The Ladies Race was at the end of the card, and I watched as the horses lined up. Tootsie stood in the middle, her head high ready for action. She had already achieved two eye popping wins in her first two races that season. Was it possible she could be beaten this time? Then I noticed Fell Mist, who had challenged her hard at Weston Park. The flag was raised, a pause, down it came and the field surged forward as one. But quick as a heartbeat Tory switched to the inside and took up the lead. Screwing up my eyes I saw the stream of colour stretching on into the distance, but Fell Mist and Tootsie were edging ahead. Stride for stride and not a breath between them. They are 20 lengths ahead of the pack, and there are two fallers.

As I grip the rails in excitement, Tootsie comes whipping past through the cloying mud, refusing to notice it.

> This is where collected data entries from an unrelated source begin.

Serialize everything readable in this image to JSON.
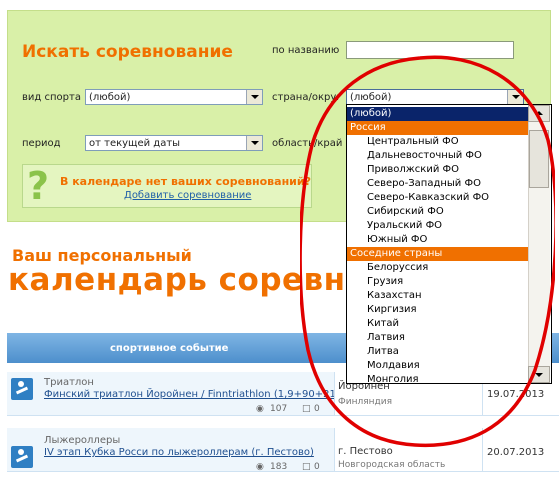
{
  "search": {
    "title": "Искать соревнование",
    "by_name_label": "по названию",
    "name_value": "",
    "sport_label": "вид спорта",
    "sport_value": "(любой)",
    "country_label": "страна/округ",
    "country_value": "(любой)",
    "period_label": "период",
    "period_value": "от текущей даты",
    "region_label": "область/край"
  },
  "add_box": {
    "question": "В календаре нет ваших соревнований?",
    "link": "Добавить соревнование"
  },
  "calendar": {
    "subtitle": "Ваш персональный",
    "title": "календарь соревнований"
  },
  "table": {
    "header_event": "спортивное событие",
    "rows": [
      {
        "sport": "Триатлон",
        "event": "Финский триатлон Йоройнен / Finntriathlon (1,9+90+21)",
        "views": "107",
        "comments": "0",
        "place": "Йороинен",
        "region": "Финляндия",
        "date": "19.07.2013"
      },
      {
        "sport": "Лыжероллеры",
        "event": "IV этап Кубка Росси по лыжероллерам (г. Пестово)",
        "views": "183",
        "comments": "0",
        "place": "г. Пестово",
        "region": "Новгородская область",
        "date": "20.07.2013"
      }
    ]
  },
  "dropdown": {
    "options": [
      {
        "label": "(любой)",
        "kind": "selected"
      },
      {
        "label": "Россия",
        "kind": "group"
      },
      {
        "label": "Центральный ФО",
        "kind": "item"
      },
      {
        "label": "Дальневосточный ФО",
        "kind": "item"
      },
      {
        "label": "Приволжский ФО",
        "kind": "item"
      },
      {
        "label": "Северо-Западный ФО",
        "kind": "item"
      },
      {
        "label": "Северо-Кавказский ФО",
        "kind": "item"
      },
      {
        "label": "Сибирский ФО",
        "kind": "item"
      },
      {
        "label": "Уральский ФО",
        "kind": "item"
      },
      {
        "label": "Южный ФО",
        "kind": "item"
      },
      {
        "label": "Соседние страны",
        "kind": "group"
      },
      {
        "label": "Белоруссия",
        "kind": "item"
      },
      {
        "label": "Грузия",
        "kind": "item"
      },
      {
        "label": "Казахстан",
        "kind": "item"
      },
      {
        "label": "Киргизия",
        "kind": "item"
      },
      {
        "label": "Китай",
        "kind": "item"
      },
      {
        "label": "Латвия",
        "kind": "item"
      },
      {
        "label": "Литва",
        "kind": "item"
      },
      {
        "label": "Молдавия",
        "kind": "item"
      },
      {
        "label": "Монголия",
        "kind": "item"
      }
    ]
  },
  "colors": {
    "accent": "#f07000",
    "panel": "#d9f0a8",
    "annotation": "#e00000",
    "selection": "#0a246a"
  }
}
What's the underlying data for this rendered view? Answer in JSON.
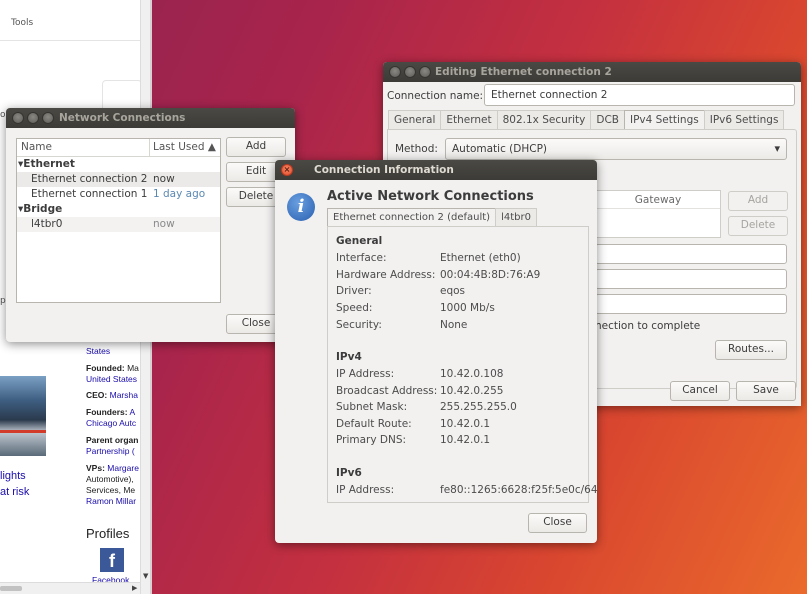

She has increased her lead to 30 or even 40 lengths, with just Fell Mist in between, and he is now 15 lengths behind her. But there is still a mile to go, and Fell Mist is tracking her with ferocity. He shortens the lead to 5 lengths.Can Tootsie possibly keep up this incredible pace? Will Fell Mist catch her? Not a chance. Tootsie is laughing. I can barely watch but hear the commentator.

‘Tory Lyon is coming to four out and a BIG bold jump from the leader. There are three left to jump, and ANOTHER bold jump from Thamesdown Tootsie. Swinging into the home straight, this is now a one horse race. They jump the last perfectly. This is a very impressive win indeed.’

 Tootsie had scorched her way around the track, and demolished her rivals. Drenched with sweat, blowing hard, steaming and earth caked, the horses returned, and Tootsie took her place in the winner’s enclosure once again. Tossing her head and stamping an impatient hoof, she kicked up at the mud stuck to her belly. The saddle was removed from her dripping back, and Tory went to weigh in.

‘weighed in, weighed in, horses away, horses away.’ Called the tannoy.

Tootsie then won at the Oakley meeting and battled gamely in a grinding finish to score at the Cheshire Forest Hunt. Five wins in a row. An undefeated nap-hand. She was voted one of the top 20 point-to-pointers that year and rated the top Ladies horse that season.

Tootsie raced 64 times during her life and bred five foals. Three won races. We had her for 23 years and the final 12 were with me, where she had her last foal – Mister Tiger, winner of three races. She weaved, was aloof, difficult to catch, impatient but never mean, and sometimes stroppy; but she was the most determined, spunkiest little horse we could ever have had, and I shall miss her like fury.